Pastor americano que queria queimar Alcorão vai a Nova York

Terry Jones quer se reunir com idealizador de mesquita perto do Marco Zero de Manhattan

BBC Brasil |

O pastor do Estado americano da Flórida que planejava queimar exemplares do Alcorão neste sábado estaria a caminho de Nova York. Terry Jones teria embarcado em um voo nesta sexta-feira, depois de anunciar que o plano de marcar o nono aniversário dos ataques de 11 de setembro de 2001 com a queima de exemplares do livro sagrado muçulmano tinha sido suspenso.

Terry Jones, de Gainesville, Flórida, afirma que quer mais clareza a respeito de uma possível mudança no plano de construir um centro islâmico em Nova York, perto do Marco Zero - local dos ataques de 2001.

AFP
Terry Jones ainda não deixou claro se irã adiante com o plano de queimar o Alcorão
O pastor, líder da pequena congregação de 50 fiéis, a Dove World Outreach, afirmou que estava viajando para Nova York para se reunir com o clérigo muçulmano Feisal Abdul Rauf, responsável pelo projeto de construção do centro islâmico.

O clérigo, por sua vez, disse na sexta-feira que estava "preparado para analisar a possibilidade de reunião com qualquer um que esteja comprometido com a busca pela paz", mas acrescentou que atualmente não tinha planos de se reunir com Jones .

Em uma entrevista coletiva na sexta-feira, Jones e um porta-voz, KA Paul, da Iniciativa Global para Paz em Houston, divulgaram dois números de telefone e deram ao clérigo Rauf um prazo de duas horas para entrar em contato e esclarecer a questão.

Quando o prazo se esgotou, Paul informou que o clérigo não entrou em contato com o pastor, mas que ele poderia "confirmar, 100%, que não vai haver queima do Alcorão amanhã (sábado)". E afirmou que Jones havia embarcado no voo para Nova York na noite de sexta-feira.

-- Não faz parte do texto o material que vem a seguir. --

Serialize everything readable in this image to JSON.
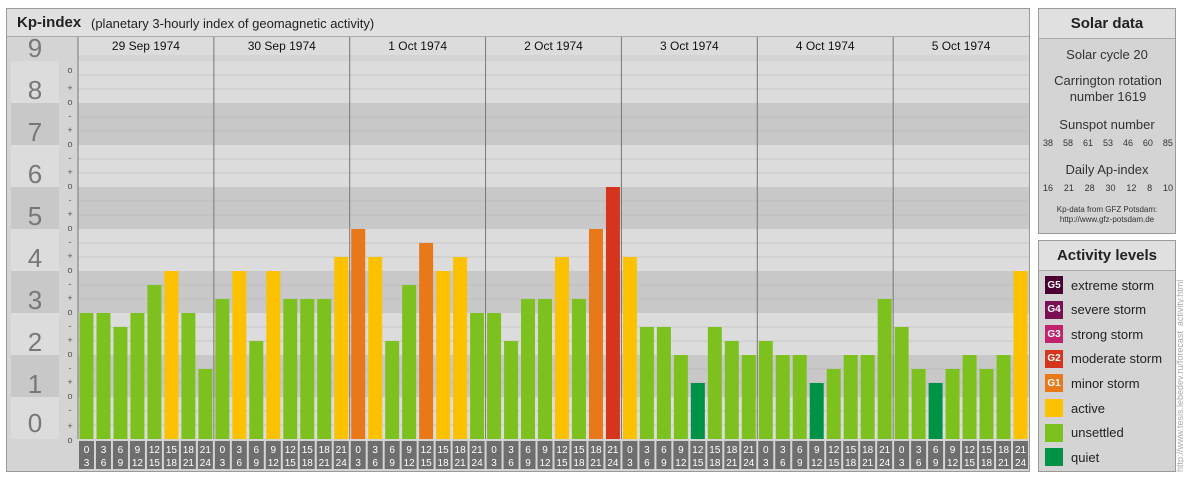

O filho do pastor, Luke Jones, também teria dito que o pastor não vai seguir com o plano de queima de exemplares do Alcorão neste sábado.

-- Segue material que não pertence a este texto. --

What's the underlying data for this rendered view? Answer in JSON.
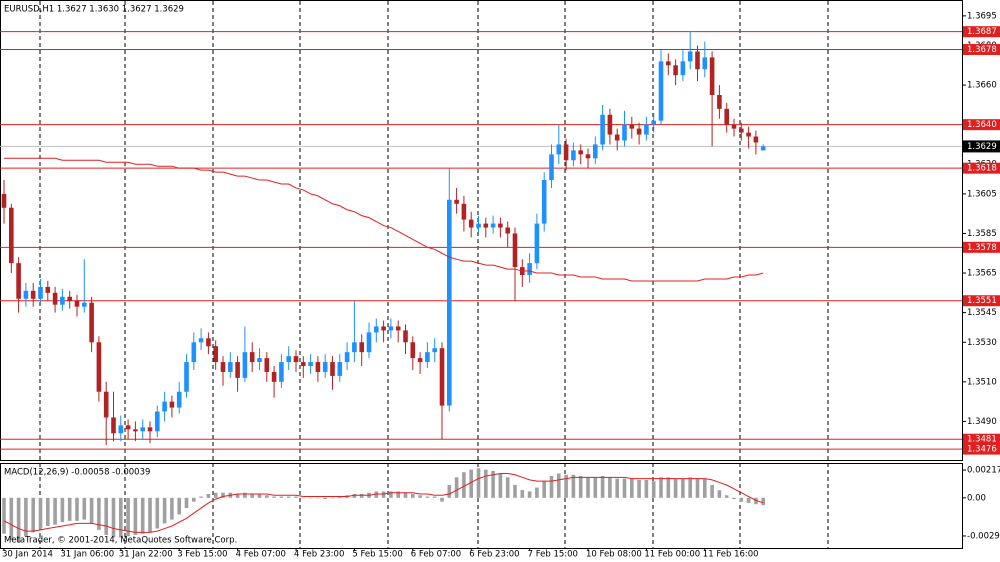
{
  "chart_data": [
    {
      "type": "candlestick",
      "title": "EURUSD,H1  1.3627 1.3630 1.3627 1.3629",
      "categories": [
        "30 Jan 2014",
        null,
        null,
        null,
        null,
        null,
        null,
        null,
        "31 Jan 06:00",
        null,
        null,
        null,
        null,
        null,
        null,
        null,
        "31 Jan 22:00",
        null,
        null,
        null,
        null,
        null,
        null,
        null,
        "3 Feb 15:00",
        null,
        null,
        null,
        null,
        null,
        null,
        null,
        "4 Feb 07:00",
        null,
        null,
        null,
        null,
        null,
        null,
        null,
        "4 Feb 23:00",
        null,
        null,
        null,
        null,
        null,
        null,
        null,
        "5 Feb 15:00",
        null,
        null,
        null,
        null,
        null,
        null,
        null,
        "6 Feb 07:00",
        null,
        null,
        null,
        null,
        null,
        null,
        null,
        "6 Feb 23:00",
        null,
        null,
        null,
        null,
        null,
        null,
        null,
        "7 Feb 15:00",
        null,
        null,
        null,
        null,
        null,
        null,
        null,
        "10 Feb 08:00",
        null,
        null,
        null,
        null,
        null,
        null,
        null,
        "11 Feb 00:00",
        null,
        null,
        null,
        null,
        null,
        null,
        null,
        "11 Feb 16:00",
        null,
        null,
        null,
        null,
        null,
        null,
        null,
        null
      ],
      "open": [
        1.3605,
        1.3598,
        1.357,
        1.3552,
        1.3556,
        1.3552,
        1.3558,
        1.3555,
        1.3549,
        1.3553,
        1.3551,
        1.3548,
        1.355,
        1.353,
        1.3505,
        1.3492,
        1.3484,
        1.3488,
        1.3486,
        1.3485,
        1.3487,
        1.3485,
        1.3495,
        1.35,
        1.3497,
        1.3505,
        1.352,
        1.353,
        1.3532,
        1.3528,
        1.352,
        1.3515,
        1.352,
        1.3512,
        1.3525,
        1.352,
        1.3522,
        1.3515,
        1.351,
        1.352,
        1.3523,
        1.352,
        1.3518,
        1.352,
        1.3515,
        1.352,
        1.3513,
        1.352,
        1.3525,
        1.353,
        1.3525,
        1.3535,
        1.3538,
        1.3536,
        1.3538,
        1.3536,
        1.353,
        1.3522,
        1.352,
        1.3525,
        1.3527,
        1.3498,
        1.3602,
        1.36,
        1.3592,
        1.3588,
        1.359,
        1.3588,
        1.359,
        1.3588,
        1.3585,
        1.3568,
        1.3564,
        1.357,
        1.359,
        1.3612,
        1.3625,
        1.363,
        1.3622,
        1.3627,
        1.3625,
        1.3623,
        1.363,
        1.3645,
        1.3635,
        1.3632,
        1.364,
        1.3638,
        1.3635,
        1.364,
        1.3642,
        1.3672,
        1.367,
        1.3665,
        1.3672,
        1.3677,
        1.3668,
        1.3674,
        1.3655,
        1.3648,
        1.364,
        1.3638,
        1.3636,
        1.3634,
        1.3627
      ],
      "high": [
        1.3612,
        1.36,
        1.3573,
        1.356,
        1.356,
        1.3562,
        1.3561,
        1.3558,
        1.3557,
        1.3556,
        1.3554,
        1.3572,
        1.3553,
        1.3533,
        1.351,
        1.3505,
        1.3493,
        1.3491,
        1.349,
        1.3491,
        1.349,
        1.3498,
        1.3505,
        1.3503,
        1.351,
        1.3524,
        1.3535,
        1.3537,
        1.3535,
        1.3531,
        1.3523,
        1.3525,
        1.3523,
        1.3538,
        1.353,
        1.3527,
        1.3525,
        1.3518,
        1.3524,
        1.3528,
        1.3526,
        1.3523,
        1.3524,
        1.3523,
        1.3524,
        1.3523,
        1.3524,
        1.353,
        1.3551,
        1.3534,
        1.354,
        1.3542,
        1.3541,
        1.3542,
        1.3541,
        1.3539,
        1.3533,
        1.3525,
        1.353,
        1.3532,
        1.353,
        1.3618,
        1.3608,
        1.3604,
        1.3596,
        1.3594,
        1.3593,
        1.3594,
        1.3593,
        1.3591,
        1.3588,
        1.3572,
        1.3575,
        1.3595,
        1.3616,
        1.363,
        1.364,
        1.3633,
        1.3631,
        1.363,
        1.3628,
        1.3634,
        1.365,
        1.3648,
        1.3638,
        1.3647,
        1.3644,
        1.3641,
        1.3644,
        1.3646,
        1.3678,
        1.3676,
        1.3673,
        1.3678,
        1.3687,
        1.368,
        1.3682,
        1.3677,
        1.366,
        1.3651,
        1.3643,
        1.3641,
        1.3639,
        1.3637,
        1.363
      ],
      "low": [
        1.359,
        1.3565,
        1.3545,
        1.3548,
        1.3548,
        1.355,
        1.3551,
        1.3545,
        1.3546,
        1.3547,
        1.3543,
        1.3545,
        1.3525,
        1.35,
        1.3478,
        1.348,
        1.348,
        1.3481,
        1.348,
        1.3481,
        1.3479,
        1.3482,
        1.349,
        1.3492,
        1.3494,
        1.3502,
        1.3516,
        1.3526,
        1.3524,
        1.3516,
        1.3508,
        1.3512,
        1.3505,
        1.351,
        1.3515,
        1.3516,
        1.351,
        1.3502,
        1.3507,
        1.3516,
        1.3515,
        1.3512,
        1.3514,
        1.351,
        1.3512,
        1.3506,
        1.351,
        1.3516,
        1.352,
        1.3518,
        1.3522,
        1.353,
        1.353,
        1.3532,
        1.353,
        1.3524,
        1.3516,
        1.3514,
        1.3517,
        1.352,
        1.3481,
        1.3495,
        1.3595,
        1.3586,
        1.3583,
        1.3585,
        1.3583,
        1.3585,
        1.3583,
        1.3578,
        1.3551,
        1.3558,
        1.356,
        1.3567,
        1.3586,
        1.3608,
        1.362,
        1.3617,
        1.3619,
        1.362,
        1.3618,
        1.362,
        1.3627,
        1.363,
        1.3627,
        1.3629,
        1.3633,
        1.363,
        1.3632,
        1.3636,
        1.364,
        1.3665,
        1.366,
        1.3662,
        1.3668,
        1.3662,
        1.3664,
        1.3629,
        1.3643,
        1.3636,
        1.3634,
        1.3632,
        1.3628,
        1.3625,
        1.3627
      ],
      "close": [
        1.3598,
        1.357,
        1.3552,
        1.3556,
        1.3552,
        1.3558,
        1.3555,
        1.3549,
        1.3553,
        1.3551,
        1.3548,
        1.355,
        1.353,
        1.3505,
        1.3492,
        1.3484,
        1.3488,
        1.3486,
        1.3485,
        1.3487,
        1.3485,
        1.3495,
        1.35,
        1.3497,
        1.3505,
        1.352,
        1.353,
        1.3532,
        1.3528,
        1.352,
        1.3515,
        1.352,
        1.3512,
        1.3525,
        1.352,
        1.3522,
        1.3515,
        1.351,
        1.352,
        1.3523,
        1.352,
        1.3518,
        1.352,
        1.3515,
        1.352,
        1.3513,
        1.352,
        1.3525,
        1.353,
        1.3525,
        1.3535,
        1.3538,
        1.3536,
        1.3538,
        1.3536,
        1.353,
        1.3522,
        1.352,
        1.3525,
        1.3527,
        1.3498,
        1.3602,
        1.36,
        1.3592,
        1.3588,
        1.359,
        1.3588,
        1.359,
        1.3588,
        1.3585,
        1.3568,
        1.3564,
        1.357,
        1.359,
        1.3612,
        1.3625,
        1.363,
        1.3622,
        1.3627,
        1.3625,
        1.3623,
        1.363,
        1.3645,
        1.3635,
        1.3632,
        1.364,
        1.3638,
        1.3635,
        1.364,
        1.3642,
        1.3672,
        1.367,
        1.3665,
        1.3672,
        1.3677,
        1.3668,
        1.3674,
        1.3655,
        1.3648,
        1.364,
        1.3638,
        1.3636,
        1.3634,
        1.3631,
        1.3629
      ],
      "ma": [
        1.3623,
        1.3623,
        1.3623,
        1.3623,
        1.3623,
        1.3623,
        1.3623,
        1.3623,
        1.3622,
        1.3622,
        1.3622,
        1.3622,
        1.3622,
        1.3622,
        1.3621,
        1.3621,
        1.3621,
        1.3621,
        1.362,
        1.362,
        1.362,
        1.3619,
        1.3619,
        1.3619,
        1.3618,
        1.3618,
        1.3618,
        1.3617,
        1.3617,
        1.3616,
        1.3616,
        1.3615,
        1.3614,
        1.3614,
        1.3613,
        1.3612,
        1.3612,
        1.3611,
        1.361,
        1.361,
        1.3608,
        1.3607,
        1.3605,
        1.3604,
        1.3602,
        1.36,
        1.3599,
        1.3597,
        1.3596,
        1.3594,
        1.3593,
        1.3591,
        1.3589,
        1.3588,
        1.3586,
        1.3584,
        1.3582,
        1.358,
        1.3578,
        1.3577,
        1.3575,
        1.3573,
        1.3572,
        1.3571,
        1.3571,
        1.357,
        1.3569,
        1.3569,
        1.3568,
        1.3567,
        1.3567,
        1.3566,
        1.3566,
        1.3565,
        1.3565,
        1.3565,
        1.3564,
        1.3564,
        1.3564,
        1.3563,
        1.3563,
        1.3563,
        1.3562,
        1.3562,
        1.3562,
        1.3562,
        1.3561,
        1.3561,
        1.3561,
        1.3561,
        1.3561,
        1.3561,
        1.3561,
        1.3561,
        1.3561,
        1.3561,
        1.3562,
        1.3562,
        1.3562,
        1.3562,
        1.3563,
        1.3563,
        1.3564,
        1.3564,
        1.3565
      ],
      "up_color": "#1e90ff",
      "down_color": "#b22222",
      "ma_color": "#e02020",
      "ylim": [
        1.3471,
        1.3702
      ],
      "yticks": [
        1.3695,
        {
          "value": 1.368,
          "label": "1.3680"
        },
        {
          "value": 1.366,
          "label": "1.3660"
        },
        {
          "value": 1.364,
          "label": "1.3640"
        },
        {
          "value": 1.362,
          "label": "1.3620"
        },
        1.3605,
        1.3585,
        1.3565,
        1.3545,
        {
          "value": 1.353,
          "label": "1.3530"
        },
        {
          "value": 1.351,
          "label": "1.3510"
        },
        {
          "value": 1.349,
          "label": "1.3490"
        }
      ],
      "levels": [
        1.3687,
        1.3678,
        {
          "value": 1.364,
          "label": "1.3640"
        },
        1.3618,
        1.3578,
        1.3551,
        1.3481,
        1.3476
      ],
      "level_color": "#e02020",
      "current_price": 1.3629
    },
    {
      "type": "macd",
      "title": "MACD(12,26,9) -0.00058 -0.00039",
      "copyright": "MetaTrader, © 2001-2014, MetaQuotes Software Corp.",
      "series": [
        {
          "color": "#a0a0a0",
          "values": [
            -0.0028,
            -0.0033,
            -0.0035,
            -0.003,
            -0.0027,
            -0.0024,
            -0.0022,
            -0.0021,
            -0.0019,
            -0.0018,
            -0.0018,
            -0.0017,
            -0.002,
            -0.0025,
            -0.0029,
            -0.0031,
            -0.0031,
            -0.003,
            -0.0029,
            -0.0028,
            -0.0027,
            -0.0024,
            -0.002,
            -0.0017,
            -0.0013,
            -0.0008,
            -0.0003,
            0.0001,
            0.0003,
            0.0004,
            0.0004,
            0.0004,
            0.0003,
            0.0004,
            0.0003,
            0.0003,
            0.0002,
            0.0001,
            0.0001,
            0.0001,
            0.0001,
            0.0,
            0.0,
            0.0,
            -0.0001,
            0.0,
            0.0001,
            0.0002,
            0.0003,
            0.0003,
            0.0004,
            0.0005,
            0.0005,
            0.0005,
            0.0005,
            0.0004,
            0.0003,
            0.0002,
            0.0001,
            0.0001,
            -0.0003,
            0.001,
            0.0016,
            0.002,
            0.0022,
            0.0023,
            0.0022,
            0.0021,
            0.0019,
            0.0016,
            0.001,
            0.0006,
            0.0005,
            0.0008,
            0.0013,
            0.0017,
            0.0019,
            0.0018,
            0.0018,
            0.0017,
            0.0016,
            0.0016,
            0.0017,
            0.0016,
            0.0015,
            0.0015,
            0.0015,
            0.0014,
            0.0014,
            0.0013,
            0.0016,
            0.0016,
            0.0015,
            0.0015,
            0.0016,
            0.0015,
            0.0015,
            0.001,
            0.0006,
            0.0002,
            -0.0001,
            -0.0003,
            -0.0004,
            -0.0005,
            -0.00058
          ]
        },
        {
          "color": "#e02020",
          "values": [
            -0.0018,
            -0.0021,
            -0.0024,
            -0.0026,
            -0.0026,
            -0.0025,
            -0.0024,
            -0.0023,
            -0.0022,
            -0.0021,
            -0.002,
            -0.002,
            -0.002,
            -0.0021,
            -0.0022,
            -0.0024,
            -0.0025,
            -0.0026,
            -0.0027,
            -0.0027,
            -0.0027,
            -0.0026,
            -0.0024,
            -0.0022,
            -0.0019,
            -0.0016,
            -0.0012,
            -0.0008,
            -0.0004,
            -0.0001,
            0.0001,
            0.0002,
            0.0003,
            0.0003,
            0.0003,
            0.0003,
            0.0003,
            0.0002,
            0.0002,
            0.0002,
            0.0002,
            0.0001,
            0.0001,
            0.0001,
            0.0001,
            0.0001,
            0.0001,
            0.0001,
            0.0002,
            0.0002,
            0.0002,
            0.0003,
            0.0003,
            0.0004,
            0.0004,
            0.0004,
            0.0004,
            0.0003,
            0.0003,
            0.0002,
            0.0002,
            0.0003,
            0.0006,
            0.0009,
            0.0012,
            0.0015,
            0.0017,
            0.0018,
            0.0019,
            0.0019,
            0.0018,
            0.0016,
            0.0014,
            0.0013,
            0.0013,
            0.0013,
            0.0014,
            0.0015,
            0.0016,
            0.0016,
            0.0016,
            0.0016,
            0.0016,
            0.0016,
            0.0016,
            0.0016,
            0.0015,
            0.0015,
            0.0015,
            0.0015,
            0.0015,
            0.0015,
            0.0015,
            0.0015,
            0.0015,
            0.0015,
            0.0015,
            0.0014,
            0.0012,
            0.001,
            0.0007,
            0.0004,
            0.0001,
            -0.0002,
            -0.00039
          ]
        }
      ],
      "ylim": [
        -0.00392,
        0.00272
      ],
      "yticks": [
        0.00217,
        {
          "value": 0,
          "label": "0.00"
        },
        -0.00298
      ]
    }
  ]
}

"Não haverá queima do Alcorão amanhã (sábado)", disse Luke Jones. Mas, o filho do pastor acrescentou que não pode confirmar quais serão os próximos passos de Terry Jones.

Tolerância

Nesta sexta-feira, o presidente dos Estados Unidos, Barack Obama, fez um apelo por tolerância religiosa, em meio à polêmica criada pelos planos de Terry Jones.

"Eu acho que é absolutamente importante neste momento que a maioria esmagadora dos americanos mantenha aquilo que temos de melhor: a crença na tolerância religiosa, clareza sobre quem são nossos inimigos", disse Obama, em uma coletiva de imprensa na Casa Branca.

"Nossos inimigos são a (rede extremista) Al-Qaeda e seus aliados, que estão tentando nos matar, mas têm matado mais muçulmanos do que ninguém", disse o presidente dos Estados Unidos e completou: "A ideia de que nós possamos queimar textos sagrados da religião de outros é contrária àquilo sobre o qual esta nação foi fundada. E minha esperança é que este indivíduo evite fazê-lo".

Obama disse ainda que a captura ou a morte do líder da Al-Qaeda, Osama Bin Laden, continua sendo prioridade para os Estados Unidos, nove anos depois dos ataques de 11 de setembro.

Situação bizarra

De acordo com o correspondente da BBC em Washington Paul Adams, a situação vem ficando cada vez mais bizarra.

Há três dias, segundo o correspondente, poucos americanos tinham ouvido falar de Terry Jones. Agora os pronunciamentos do pastor competem por espaço na imprensa americana com os pronunciamentos do presidente.

Muitos nos Estados Unidos afirmam que os planos do pastor Jones acabaram ganhando mais atenção exatamente devido à reação do governo. O secretário de Defesa americano, Robert Gates, chegou a telefonar para o pastor. O FBI (a polícia federal americana) também entrou em contato com Jones para pedir que desistisse de sua iniciativa.

"Eu não acredito que fomos nós que elevamos essa história, mas é, na era da internet, algo que pode causar profundo dano em todo o mundo, então temos de levar muito a sério", disse Obama.

E o plano de queima de exemplares do Alcorão já desencadeou protestos em países muçulmanos e foi criticado por vários líderes de outros países.

Os protestos ocorreram no Afeganistão e Paquistão nesta sexta-feira, enquanto os fiéis marcavam o feriado religioso muçulmano do Eid El Fitr, que marca o fim do jejum do Ramadã. Três pessoas foram baleadas por seguranças particulares quando um protesto perto de uma base da Otan no nordeste do Afeganistão ficou mais violento.